Al decidir participar en este Concurso de Ideas fuimos conscientes de que se trataba de un proyecto singular que teníamos que abordar como un “ejercicio de composición” de una determinada imagen urbana. Para empezar, se nos facilitaban todos los datos de partida del edificio –solar, volumetría, distribución de las viviendas, edificabilidad, etc.– como parámetros fijos. No se nos permitía, por tanto, ir más allá de la mera definición epidérmica de sus cerramientos, es decir, se nos estaba invitando a una reflexión dibujada sobre aquellos aspectos que deberían de incidir exclusivamente en la imagen de la arquitectura: un ejercicio que en nuestro caso intentará integrar la figura del nuevo edificio sobre el fondo de la vieja ciudad.

Destacamos la dimensión urbana del proyecto frente a planteamientos ensimismados y autocomplacientes. Somos conscientes de que se trata de una intervención que va ha tener una gran repercusión en la configuración de la imagen de la ciudad en ese lugar, encontrándonos, probablemente, ante una de las últimas oportunidades de poder contribuir a la consolidación formal de ese espacio tan representativo de la historia urbana de nuestra ciudad.

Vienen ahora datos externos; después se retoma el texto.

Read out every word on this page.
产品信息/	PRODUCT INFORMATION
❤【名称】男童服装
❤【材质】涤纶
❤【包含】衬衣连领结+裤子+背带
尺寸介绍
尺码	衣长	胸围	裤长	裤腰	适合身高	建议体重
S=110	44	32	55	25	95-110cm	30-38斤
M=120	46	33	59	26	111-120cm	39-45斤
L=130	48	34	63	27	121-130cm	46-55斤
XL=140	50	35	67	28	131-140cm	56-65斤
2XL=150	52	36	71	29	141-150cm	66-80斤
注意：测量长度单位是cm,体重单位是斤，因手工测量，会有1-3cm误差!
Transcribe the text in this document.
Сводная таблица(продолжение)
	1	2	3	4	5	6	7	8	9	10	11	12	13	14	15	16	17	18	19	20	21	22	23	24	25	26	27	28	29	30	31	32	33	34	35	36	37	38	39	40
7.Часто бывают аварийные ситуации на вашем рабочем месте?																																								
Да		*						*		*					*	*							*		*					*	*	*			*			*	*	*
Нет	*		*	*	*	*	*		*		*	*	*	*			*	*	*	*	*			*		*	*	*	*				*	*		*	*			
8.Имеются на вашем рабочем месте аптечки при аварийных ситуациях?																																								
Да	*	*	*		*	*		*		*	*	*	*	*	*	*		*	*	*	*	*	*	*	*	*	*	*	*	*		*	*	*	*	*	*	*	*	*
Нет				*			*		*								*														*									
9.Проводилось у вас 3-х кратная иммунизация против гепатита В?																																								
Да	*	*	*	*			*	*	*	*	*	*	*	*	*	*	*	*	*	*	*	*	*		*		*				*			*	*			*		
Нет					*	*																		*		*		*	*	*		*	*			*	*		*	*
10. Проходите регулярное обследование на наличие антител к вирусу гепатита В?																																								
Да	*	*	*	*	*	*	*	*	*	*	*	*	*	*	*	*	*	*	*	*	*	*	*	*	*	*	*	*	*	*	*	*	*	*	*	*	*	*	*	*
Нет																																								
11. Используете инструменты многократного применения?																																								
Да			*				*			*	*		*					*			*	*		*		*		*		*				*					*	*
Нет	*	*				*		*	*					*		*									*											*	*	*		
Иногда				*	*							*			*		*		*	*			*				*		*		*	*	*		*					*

Es por ello por lo que, en primer lugar, hemos abordado el proyecto teniendo en cuenta sus compromisos con la ciudad. Es decir, poniendo en valor su escala: volumen, materialidad y forma al servicio de la imagen urbana.
Proponemos un único volumen pétreo y compacto que será el referente visual desde “la otra orilla del río”. Un volumen que será percibido como el remate de las edificaciones del Paseo Ciudadela, reforzando, así, la esquina formada en su intersección con Navarro Reverter, como fondo visual de la Plaza de América.